Dar feedback claro y útil a candidatos rechazados no es un gesto de cortesía: es una inversión en tu pipeline.
El problema: procesos largos y opacos generan pérdida de talento. 67% de candidatos abandonan procesos de más de dos semanas; cada vacante abierta puede costar ~$500 USD/día en productividad. Un cierre respetuoso protege marca y reduce rehiring.
Cuándo: comunica la decisión en un plazo corto —idealmente 48–72 horas después de cerrar la vacante— y siempre dentro de la primera semana tras la entrevista final. La velocidad reduce incertidumbre y mejora la percepción de tu equipo.
Qué decir: sé específico y accionable. Estructura mínima de 3 puntos: 1) apertura agradeciendo tiempo; 2) 2–3 fortalezas observadas; 3) 1–2 áreas concretas a mejorar con ejemplos prácticos. Evita frases vagas como “mejor ajuste cultural”.
Tono y formato: directo y empático. Usa frases del tipo: «Gracias por tu tiempo. Destaco X y Y. Para avanzar, te sugiero Z (curso/repositorio/proyecto). Nos encantaría considerar tu perfil en futuras openings cuando…». Mantén mensaje breve (3–6 líneas) y profesional.

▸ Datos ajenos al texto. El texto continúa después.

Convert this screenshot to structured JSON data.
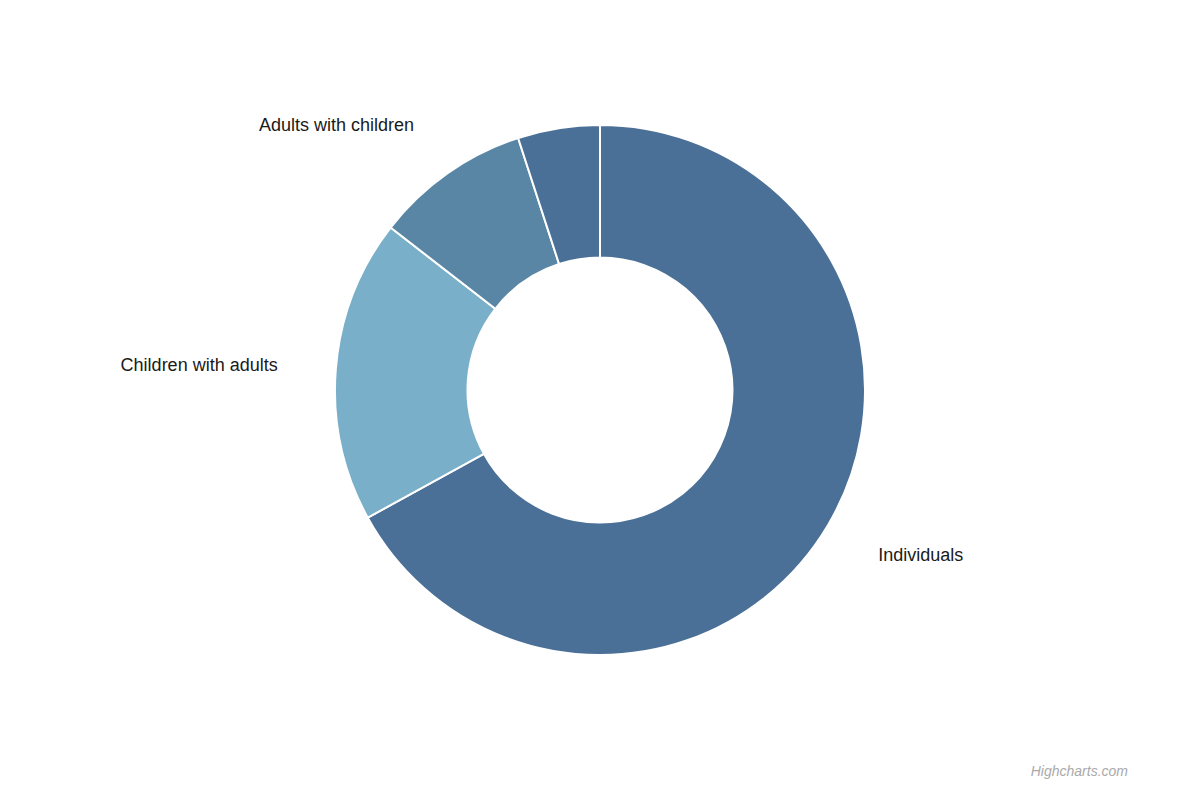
{
  "chart_data": {
    "type": "donut",
    "categories": [
      "Individuals",
      "Children with adults",
      "Adults with children",
      null
    ],
    "values": [
      67.0,
      18.5,
      9.5,
      5.0
    ],
    "colors": [
      "#4a7097",
      "#7aafc9",
      "#5a86a5",
      "#4a7097"
    ],
    "annotations": [
      "Highcharts.com"
    ]
  }
}
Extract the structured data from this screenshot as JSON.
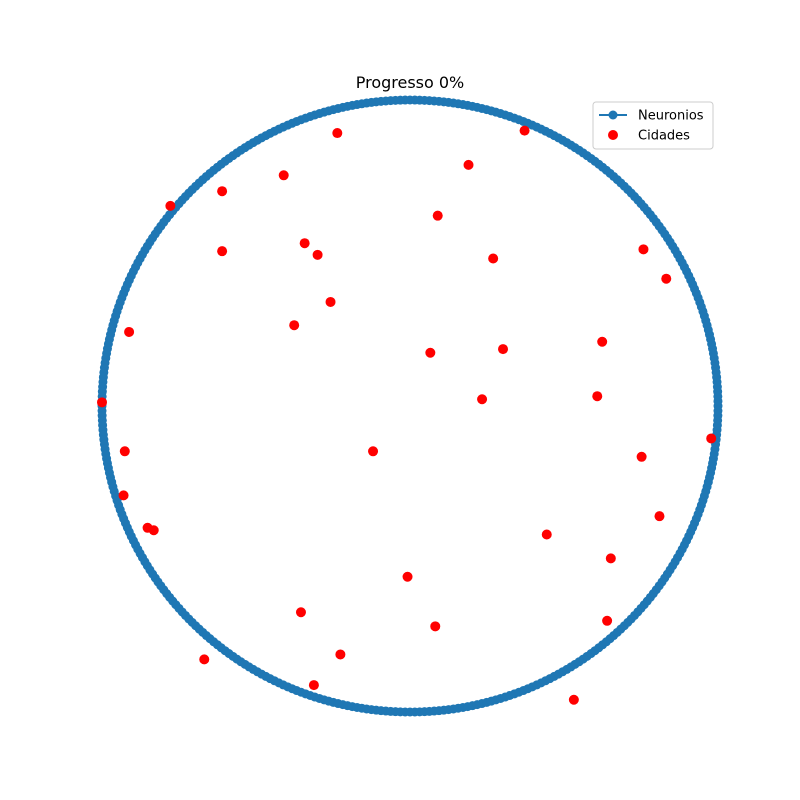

Estandariza sin robotizar: plantillas con variables (habilidad, ejemplo, recomendación) permiten consistencia y ahorran tiempo. Los reclutadores que automatizan retroalimentación dedican menos horas a tareas repetitivas y mejoran la tasa de reingreso al pool.
Pequeños cambios —rapidez, especificidad y estructura— transforman rechazos en oportunidades de marca y reserva de talento.